Com esse esforço, devemos alcançar nosso objetivo de construção de um núcleo que possibilite a difusão dos ideais petistas, que traga mais militantes, que ajude a enriquecer o PT com experiências políticas de uma das melhores universidades do país, e que aumente nossa consistência política enquanto militantes petistas e de diversos movimentos sociais, para que possamos realizar transformações em nossa sociedade com uma amplitude cada vez maior. Os projetos e idéias só tem sentido, do ponto de vista social, quando são passíveis de serem implantados. Este deve ser o esforço da atual coordenação, da qual sou colaborador.

Próximas ações :

- Imediato fortalecimento de nossa estrutura burocrática, o que inclui atas e pautas arquivadas, e um estatuto.
- Persistência em discussões pertinentes ao espaço da PUC.
- Para tanto, início de conversas com outros órgãos da PUC, como a AFPUC, e professores simpatizantes.
- Persistência em discussões acerca do movimento estudantil. Talvez a organização, para meados do ano que vem, de um fórum de debates sobre o movimento estudantil de esquerda na PUC. É importante que o núcleo implemente de forma efetiva o direcionamento político desejado, para que este possa se espalhar por outros grupos na PUC. Por exemplo, os membros da Derrubando Muros e da Kizomba, ao conseguirem estabelecer um bom diálogo no núcleo, podem facilitar o diálogo externo.- Início de contato com lideranças da DS e Kizomba como Rafael e Josué, que procurem enquadrar a postura do último membro citado acima.

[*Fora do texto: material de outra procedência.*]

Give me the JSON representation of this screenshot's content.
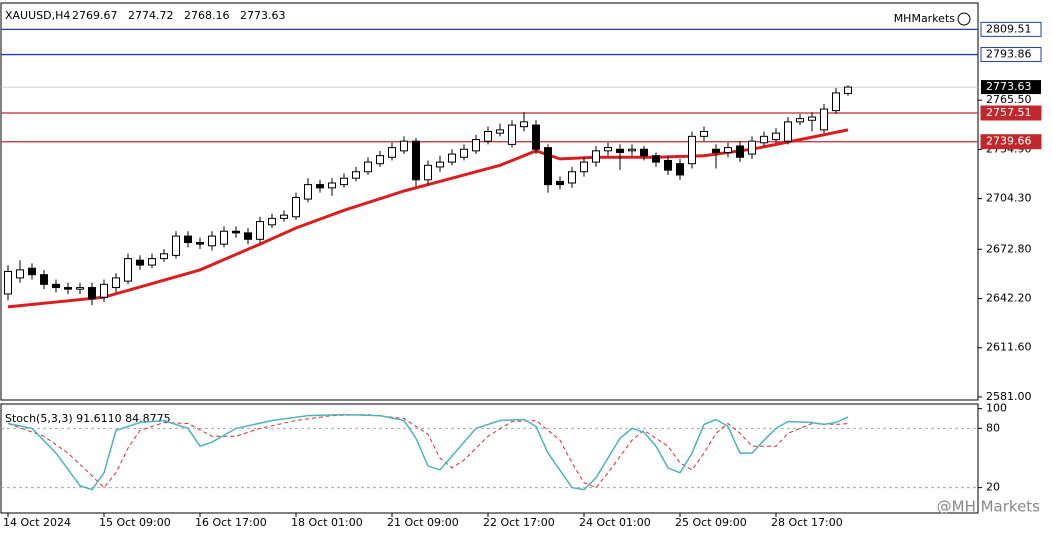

- Fortalecimento do grupo da atual direção por meio do restabelecimento do contato com militantes assim como o adicionamento efetivo ao partido de novos companheiros que vêm freqüentando as reuniões.
- Reorganização da lista de filiados, com as respectivas zonais, tempo de filiação, e um breve histórico de cada um.
- Investimento nos militantes que forem trazidos pela Kizomba ao núcleo, sempre respeitando a opção deles pela corrente.
- Incentivo a TODOS os militantes do Núcleo Milton Santos a se filiarem à 28ª zonal.
- Organização de um curso de formação política para o início do próximo ano.
- Os novos filiados, devem participar de forma mais consistente dos projetos do núcleo.